それを眺めつつ、少女は激しく揺れる艦橋の手すりにしがみつきながら祈った。
「間に合って……っ」
亡国となりつつあるこの国の皇女はただただ願い続ける。全てが手遅れにならないことを。
【用語説明】
・流動装甲:本作に登場するSF用語。ここでは艦艇の装甲の一種。この装甲自体が流体の挙動をする物質で構成され、被弾すると同時に形状を修復、あるいは指向性エネルギー兵器(レーザー兵器)の照射を受けた際に局所的な熱エネルギーを激しい対流運動によって分散させダメージを最小限にする装甲。
現実世界においてスヴァリン、あるいはスヴェルは古ノルド語において「冷やすもの」という意味であり、北欧神話に登場する盾の名称でもある。
・絶滅戦争:生存圏の獲得を理由に、支配人種と思い込んだ人種が劣等人種と蔑んだ人種の国家に対して戦争を仕掛けること。結果として劣等人種を根絶、または土地からの追放及び奴隷として扱うための民族浄化を目的とした国家戦略的な奴隷狩り。
本作では本来の意味とは違った意味で使われるが、原著と比べてかなり概念的に扱われる用語。
・ダメコン:ダメージコントロールの略。主に軍艦艇などが被弾した際にそれ以上の被害拡大を防ぐための処置のこと。基本的に海軍軍人はこれらの訓練を受けいている、。この処置によって艦艇の沈没、あるいは二次被害を免れる可能性は高まる。

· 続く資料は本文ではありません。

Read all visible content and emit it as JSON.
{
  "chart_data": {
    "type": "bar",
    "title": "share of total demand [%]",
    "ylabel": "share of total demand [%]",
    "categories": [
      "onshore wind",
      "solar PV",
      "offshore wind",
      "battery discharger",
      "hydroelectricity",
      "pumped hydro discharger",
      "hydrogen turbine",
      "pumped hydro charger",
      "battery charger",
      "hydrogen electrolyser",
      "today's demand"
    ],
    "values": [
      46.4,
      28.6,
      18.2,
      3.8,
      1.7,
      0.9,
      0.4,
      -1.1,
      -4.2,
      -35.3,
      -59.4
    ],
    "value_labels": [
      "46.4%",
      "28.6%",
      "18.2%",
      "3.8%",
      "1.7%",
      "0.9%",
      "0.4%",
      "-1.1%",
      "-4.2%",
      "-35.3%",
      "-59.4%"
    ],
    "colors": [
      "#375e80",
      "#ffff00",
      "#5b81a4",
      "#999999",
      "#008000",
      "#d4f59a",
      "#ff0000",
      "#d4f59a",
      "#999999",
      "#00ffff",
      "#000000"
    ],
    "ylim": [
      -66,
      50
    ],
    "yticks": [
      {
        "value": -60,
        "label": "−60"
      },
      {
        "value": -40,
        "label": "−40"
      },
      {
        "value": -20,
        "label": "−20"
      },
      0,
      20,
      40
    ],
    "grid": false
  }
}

・皇孫:現実世界において皇帝、または天皇の孫、あるいは子孫とされる用語。しかし本作では第三皇孫(三番目に生まれた孫)としており、皇帝の地位にいる存在は健在であり、孫という意で扱われる。
・ルオンノタル:……。
【解釈について】
現代(2020)において特殊なミサイルの最高速度はマッハ27である。これも通常兵器としてはあまりにもコストが高くその射撃方法も近年研究が重ねられているものである。本作プロローグではコストの安い通常兵器としての一般的なミサイルの速度がマッハ32であり、それが大量生産されて普通に使われている。しかし一部では遅れた技術になりつつある。ちなみに距離は現代のものと遜色がないように思われるが、実際のところ星の反対側に飛ばすことくらいはできる技術はある。